The local version (with boundary)

If you allow boundary, the theorem reads $\int_M K, dA + \int_{\partial M} \kappa_g, ds + \sum \theta_i = 2\pi\chi(M)$, where $\kappa_g$ is the geodesic curvature along the boundary and $\theta_i$ are exterior angles at corners. Specialising to a geodesic triangle on a surface of constant curvature gives the classical fact that the angle sum equals $\pi + K\cdot\text{Area}$ — the formula behind every triangle-angle anomaly in spherical and hyperbolic geometry.

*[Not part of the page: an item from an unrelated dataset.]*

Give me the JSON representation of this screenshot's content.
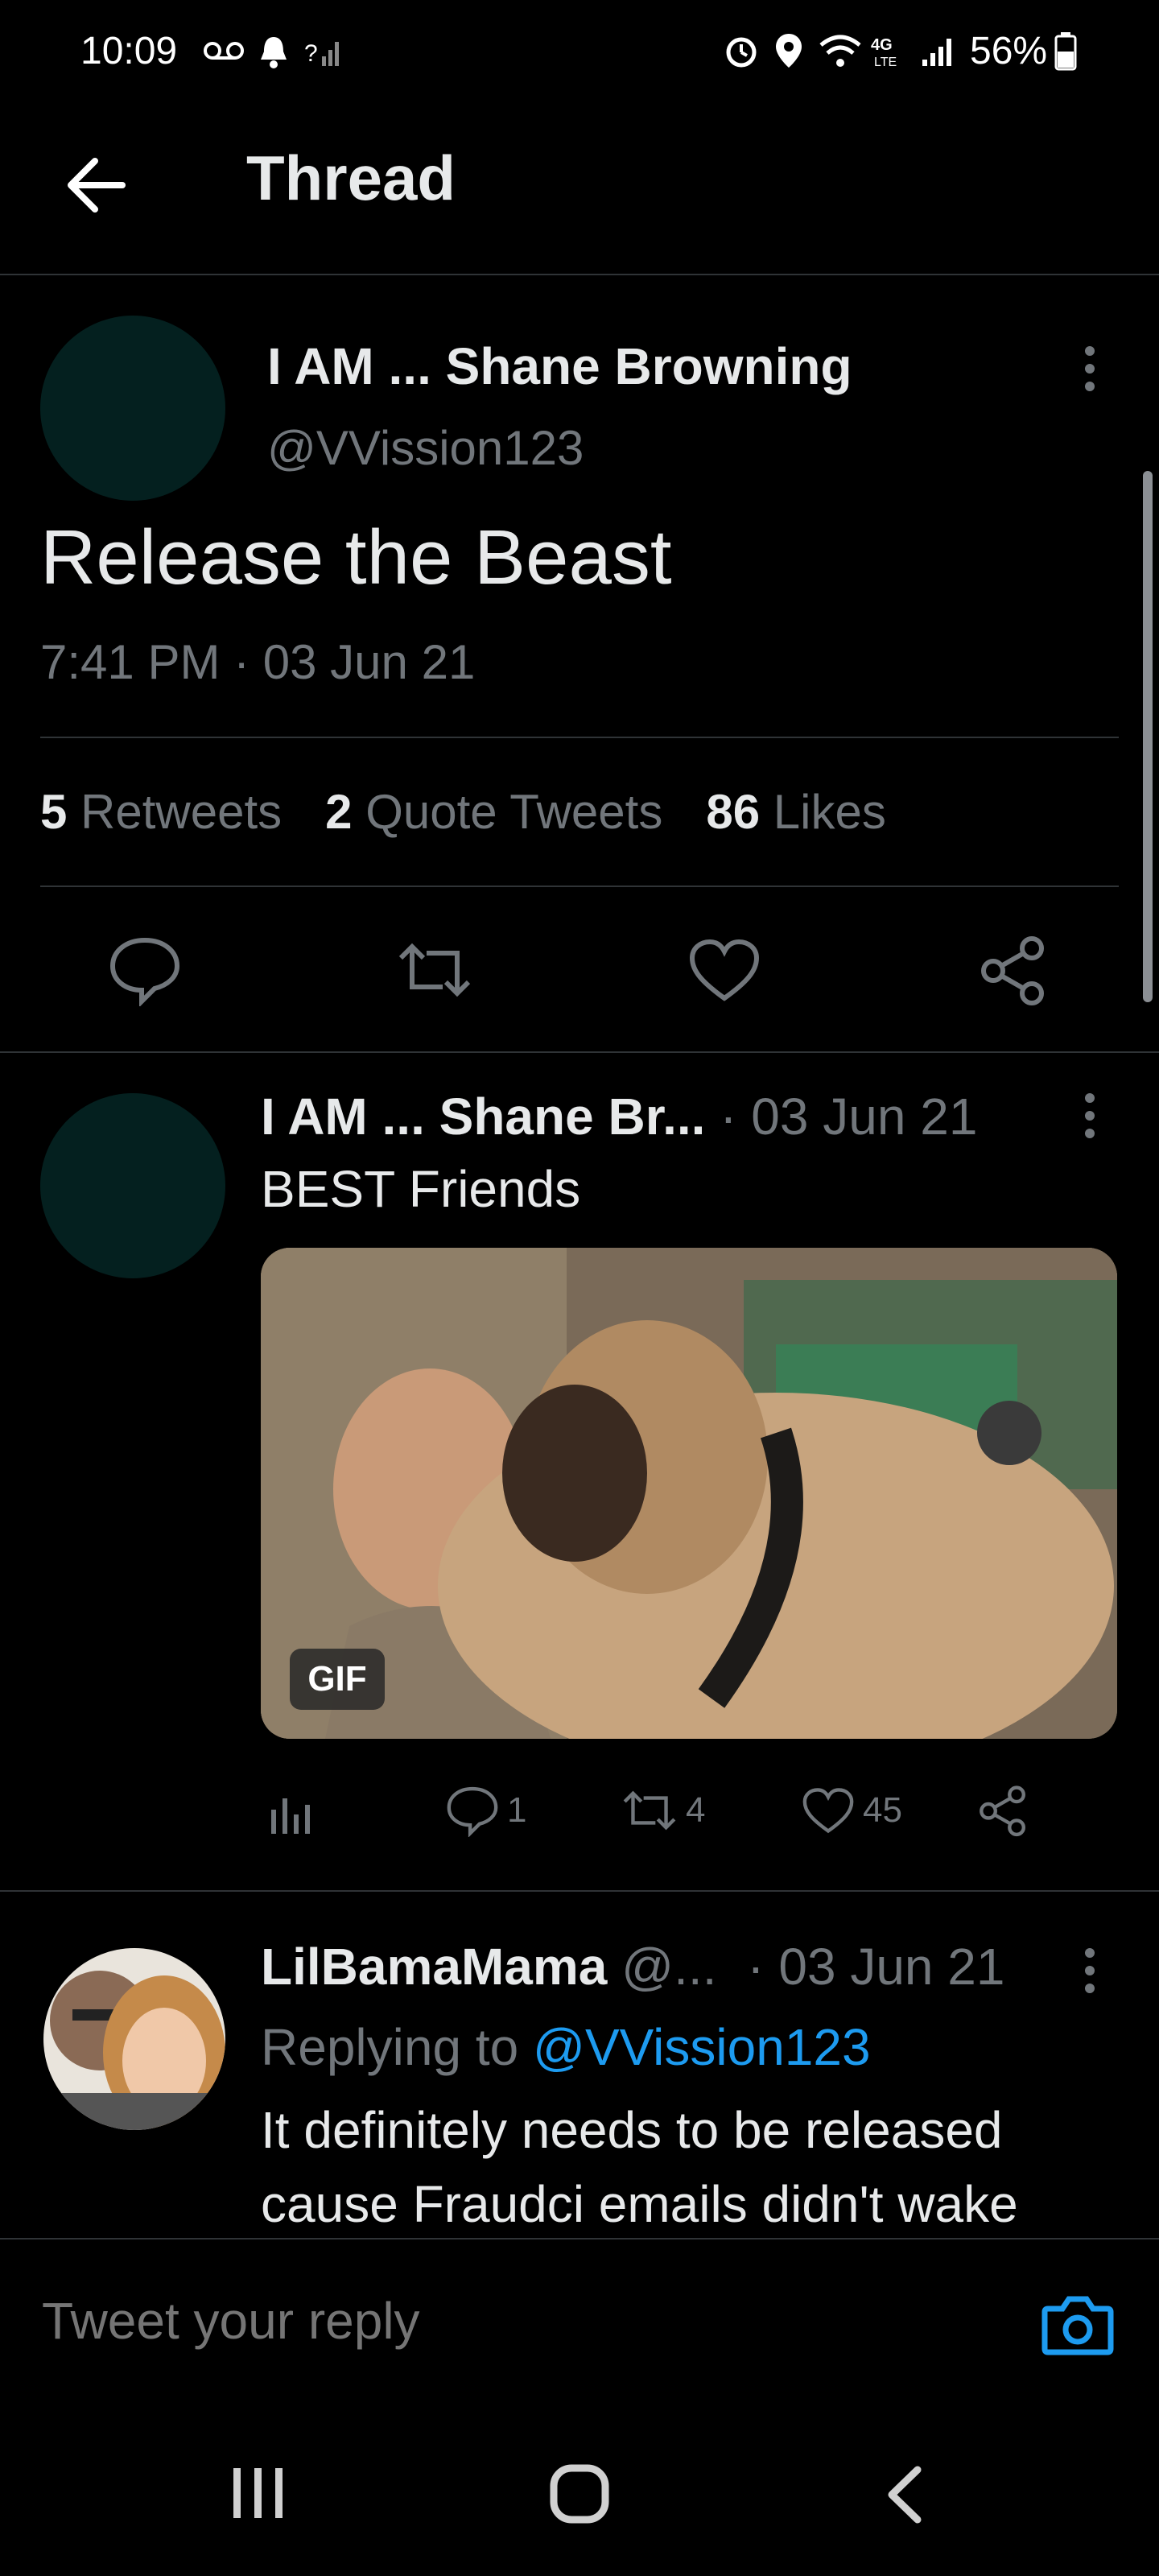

Pause and think: Bend a sphere so that one hemisphere becomes very flat ($K\approx 0$). What must happen to the curvature on the other hemisphere? Why does Gauss-Bonnet force the answer, even though the integrand is purely local?

Try it

• Predict first: what is $\int K,dA$ for a triple torus ($g = 3$)? Verify using $\chi = 2 - 2g$.
• For an icosahedron (a triangulation of the sphere with $V = 12, E = 30, F = 20$): compute $\chi$ and confirm it matches the topological sphere.
• True or false: a compact orientable surface admitting a metric with $K > 0$ everywhere must be homeomorphic to a sphere. Justify with Gauss-Bonnet.
• Use the local version to compute the angle sum of a spherical triangle on the unit sphere with side lengths given by three great-circle arcs forming a triangle of area $A$. The answer should be $\pi + A$.

A trap to watch for

Gauss-Bonnet computes total curvature, not signed integrals split over regions. A torus has $\int K,dA = 0$, but this does not mean $K = 0$ everywhere on the torus — in fact $K > 0$ on the outer half and $K < 0$ on the inner half, and the two regions cancel exactly. Students sometimes try to argue "since the integral is zero, the surface is flat," which is wrong. The integral being zero is a topological constraint on how positive and negative curvature must balance; it does not banish curvature point-by-point.

What you now know

You can state the Gauss-Bonnet theorem precisely, compute Euler characteristics from triangulations or genus, and use the theorem to constrain the total curvature of any closed orientable surface. The chapter's thread — that local curvature accumulates into global topology — is now closed. The next chapter steps back from differential geometry to the parent question: which axiomatic geometries are even possible, and how does curvature classify them?

References

• Garrity, T. (2002). All the Mathematics You Missed: But Need to Know for Graduate School. Cambridge University Press, ch. 7.
• do Carmo, M. P. (2016). Differential Geometry of Curves and Surfaces (2nd ed.). Dover, ch. 4.
• Pressley, A. (2010). Elementary Differential Geometry (2nd ed.). Springer, ch. 13.
• Spivak, M. (1999). A Comprehensive Introduction to Differential Geometry (3rd ed., Vol. 3). Publish or Perish, ch. 6.
• Misner, C. W., Thorne, K. S., Wheeler, J. A. (2017). Gravitation. Princeton University Press, ch. 11 (Gauss-Bonnet generalisations to higher dimensions).